Uzbekistan Introduces Islamic Banking Following Kazakhstan and Kyrgyzstan | Edward's East Strategies

NEWS

30.03.2026
Uzbekistan Introduces Islamic Banking Following Kazakhstan and Kyrgyzstan

President of Uzbekistan Shavkat Mirziyoyev has signed a law aimed at developing Islamic banking in the country. Earlier, the President was presented with key initiatives to strengthen Uzbekistan’s investment appeal, including the creation of the Tashkent International Financial Centre (with potential to attract up to $25 billion into the economy), the launch of the digital hub Enterprise Uzbekistan (expected to generate up to 300,000 jobs and $5 billion in exports by 2030), and the introduction of Islamic banking as one of the strategic tools for financial sector development. According to market estimates, more than ten banks are already prepared to roll out relevant products.

What is Islamic banking?

Islamic banking is an alternative financial system based on Sharia principles. It prohibits charging interest (riba) and excessive uncertainty or risk (gharar), and requires that every transaction be backed by real assets.

Key instruments expected to be introduced in Uzbekistan include:

  • Murabaha — instalment-based sale of goods with a fixed markup;
  • Mudaraba — profit-sharing investment partnership;
  • Wakala — agency-based fund management model;
  • Salam — advance payment for future delivery of goods;
  • Musharaka — joint financing of projects;
  • Ijarah — Islamic leasing model.

To regulate the new segment, a Shariah Finance Council is being established under the Central Bank, responsible for setting standards and rules. Similar structures are also expected to be introduced within commercial banks.

The law also provides tax incentives, including VAT exemptions on certain margins and the alignment of Islamic leasing with financial leasing standards.

Islamic finance development in Central Asia

Islamic banking is already developing actively across the region. According to the Eurasian Development Bank, total Islamic finance assets in Central Asia could reach $6.3 billion by 2033, while sukuk issuance may reach $5.6 billion.
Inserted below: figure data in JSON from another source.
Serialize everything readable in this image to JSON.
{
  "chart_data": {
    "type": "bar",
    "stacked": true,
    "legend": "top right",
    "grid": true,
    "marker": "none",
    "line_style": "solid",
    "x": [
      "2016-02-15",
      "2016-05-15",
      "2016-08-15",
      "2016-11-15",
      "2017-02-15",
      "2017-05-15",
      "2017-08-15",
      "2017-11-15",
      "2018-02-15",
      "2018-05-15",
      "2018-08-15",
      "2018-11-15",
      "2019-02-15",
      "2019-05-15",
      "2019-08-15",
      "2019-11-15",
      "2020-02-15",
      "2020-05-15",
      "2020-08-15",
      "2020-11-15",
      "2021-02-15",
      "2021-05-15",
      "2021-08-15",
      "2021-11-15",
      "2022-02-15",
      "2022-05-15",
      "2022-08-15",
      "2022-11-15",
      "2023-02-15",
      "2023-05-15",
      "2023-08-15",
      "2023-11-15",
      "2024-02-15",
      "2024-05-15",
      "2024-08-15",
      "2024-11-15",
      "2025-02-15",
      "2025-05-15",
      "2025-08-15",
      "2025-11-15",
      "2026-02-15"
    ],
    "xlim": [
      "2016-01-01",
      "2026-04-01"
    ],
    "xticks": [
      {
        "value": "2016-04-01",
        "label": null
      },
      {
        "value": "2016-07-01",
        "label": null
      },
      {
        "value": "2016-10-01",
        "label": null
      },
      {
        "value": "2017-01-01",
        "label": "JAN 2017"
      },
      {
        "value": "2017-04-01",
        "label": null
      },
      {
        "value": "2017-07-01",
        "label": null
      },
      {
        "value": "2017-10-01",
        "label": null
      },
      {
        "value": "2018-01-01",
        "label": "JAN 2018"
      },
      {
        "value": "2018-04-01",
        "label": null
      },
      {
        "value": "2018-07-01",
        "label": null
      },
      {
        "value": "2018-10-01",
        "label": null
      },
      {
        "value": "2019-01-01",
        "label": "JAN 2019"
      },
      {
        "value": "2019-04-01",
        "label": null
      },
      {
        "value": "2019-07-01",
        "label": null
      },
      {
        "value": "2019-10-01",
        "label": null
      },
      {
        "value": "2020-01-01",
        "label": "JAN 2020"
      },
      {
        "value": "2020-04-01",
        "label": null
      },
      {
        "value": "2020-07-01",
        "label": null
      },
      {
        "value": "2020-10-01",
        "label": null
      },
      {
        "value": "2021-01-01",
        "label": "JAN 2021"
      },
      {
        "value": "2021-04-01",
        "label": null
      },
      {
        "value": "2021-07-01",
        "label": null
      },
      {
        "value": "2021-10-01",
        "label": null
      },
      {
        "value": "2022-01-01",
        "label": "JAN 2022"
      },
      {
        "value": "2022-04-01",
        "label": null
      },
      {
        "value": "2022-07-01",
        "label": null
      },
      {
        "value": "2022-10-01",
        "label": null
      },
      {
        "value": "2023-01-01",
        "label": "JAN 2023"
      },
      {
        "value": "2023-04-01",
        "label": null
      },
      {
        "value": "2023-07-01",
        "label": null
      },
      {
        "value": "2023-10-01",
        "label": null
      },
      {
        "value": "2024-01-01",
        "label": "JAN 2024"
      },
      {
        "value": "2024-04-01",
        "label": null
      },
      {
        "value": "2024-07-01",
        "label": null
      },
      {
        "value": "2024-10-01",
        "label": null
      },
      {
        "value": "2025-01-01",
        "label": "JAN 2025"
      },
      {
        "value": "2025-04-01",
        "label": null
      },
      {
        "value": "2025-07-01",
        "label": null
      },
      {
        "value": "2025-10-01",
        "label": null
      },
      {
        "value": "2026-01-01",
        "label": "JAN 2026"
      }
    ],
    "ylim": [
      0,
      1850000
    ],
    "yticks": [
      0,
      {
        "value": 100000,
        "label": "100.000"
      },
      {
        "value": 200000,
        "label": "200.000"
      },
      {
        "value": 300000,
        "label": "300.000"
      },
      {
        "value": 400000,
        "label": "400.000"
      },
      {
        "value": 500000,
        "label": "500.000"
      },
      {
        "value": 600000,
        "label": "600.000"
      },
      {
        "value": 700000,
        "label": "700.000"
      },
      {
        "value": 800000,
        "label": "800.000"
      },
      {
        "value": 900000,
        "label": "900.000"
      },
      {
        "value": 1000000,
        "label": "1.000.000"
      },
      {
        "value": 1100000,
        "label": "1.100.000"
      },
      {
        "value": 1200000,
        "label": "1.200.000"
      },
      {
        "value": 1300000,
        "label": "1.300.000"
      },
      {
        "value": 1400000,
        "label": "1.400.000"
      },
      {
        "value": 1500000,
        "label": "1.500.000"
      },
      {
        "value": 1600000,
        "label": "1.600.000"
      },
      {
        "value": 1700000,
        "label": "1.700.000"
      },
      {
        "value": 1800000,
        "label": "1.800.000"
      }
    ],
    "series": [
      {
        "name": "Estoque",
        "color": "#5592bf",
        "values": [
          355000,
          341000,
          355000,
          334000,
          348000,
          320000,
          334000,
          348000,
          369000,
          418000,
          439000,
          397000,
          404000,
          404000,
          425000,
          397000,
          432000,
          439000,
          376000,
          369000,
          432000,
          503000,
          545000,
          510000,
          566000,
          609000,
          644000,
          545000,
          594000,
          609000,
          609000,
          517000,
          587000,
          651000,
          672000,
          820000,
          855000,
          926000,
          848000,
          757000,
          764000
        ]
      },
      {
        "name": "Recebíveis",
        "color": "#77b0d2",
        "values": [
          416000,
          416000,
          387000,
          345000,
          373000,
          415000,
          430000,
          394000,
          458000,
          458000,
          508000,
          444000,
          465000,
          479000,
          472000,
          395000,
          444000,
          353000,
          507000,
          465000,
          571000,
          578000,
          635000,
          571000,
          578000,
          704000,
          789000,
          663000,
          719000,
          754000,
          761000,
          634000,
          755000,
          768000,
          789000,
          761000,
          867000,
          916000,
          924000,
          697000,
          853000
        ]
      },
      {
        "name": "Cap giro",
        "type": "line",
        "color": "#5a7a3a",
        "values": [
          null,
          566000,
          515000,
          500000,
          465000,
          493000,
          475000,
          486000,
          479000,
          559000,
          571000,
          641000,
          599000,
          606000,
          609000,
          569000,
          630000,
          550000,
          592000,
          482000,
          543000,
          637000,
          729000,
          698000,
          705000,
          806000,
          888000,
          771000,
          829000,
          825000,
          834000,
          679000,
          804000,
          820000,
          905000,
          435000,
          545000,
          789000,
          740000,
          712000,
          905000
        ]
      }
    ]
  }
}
Kazakhstan remains the regional leader in Islamic finance. In March 2026, the regulator approved the establishment of a subsidiary of Abu Dhabi Commercial Bank (ADCB), which is already implementing its second project in the country. In January 2026, a new banking law was also signed, including a dedicated section on Islamic banking development.

Kyrgyzstan was the first country in the region to introduce Islamic financial principles. The first Islamic bank was launched back in 2006. By the end of 2025, six commercial banks were offering Islamic financial services, with total financing reaching 19.2 billion som. The legal framework was established in 2009, and in 2026 the regulator continued to update the sector’s regulations.

Prospects for Uzbekistan

Uzbekistan is building its Islamic banking framework based on the experience of neighbouring countries. The relevant provisions are already embedded in the “Uzbekistan–2030” strategy, confirming the direction at a national level. The first Islamic “windows” in conventional banks are expected to appear as early as this year.

More broadly, the region is moving towards a new investment ecosystem. Islamic finance is gradually becoming a tool both for mobilising domestic capital — including through the participation of religious populations — and for attracting foreign investment, particularly from Gulf countries.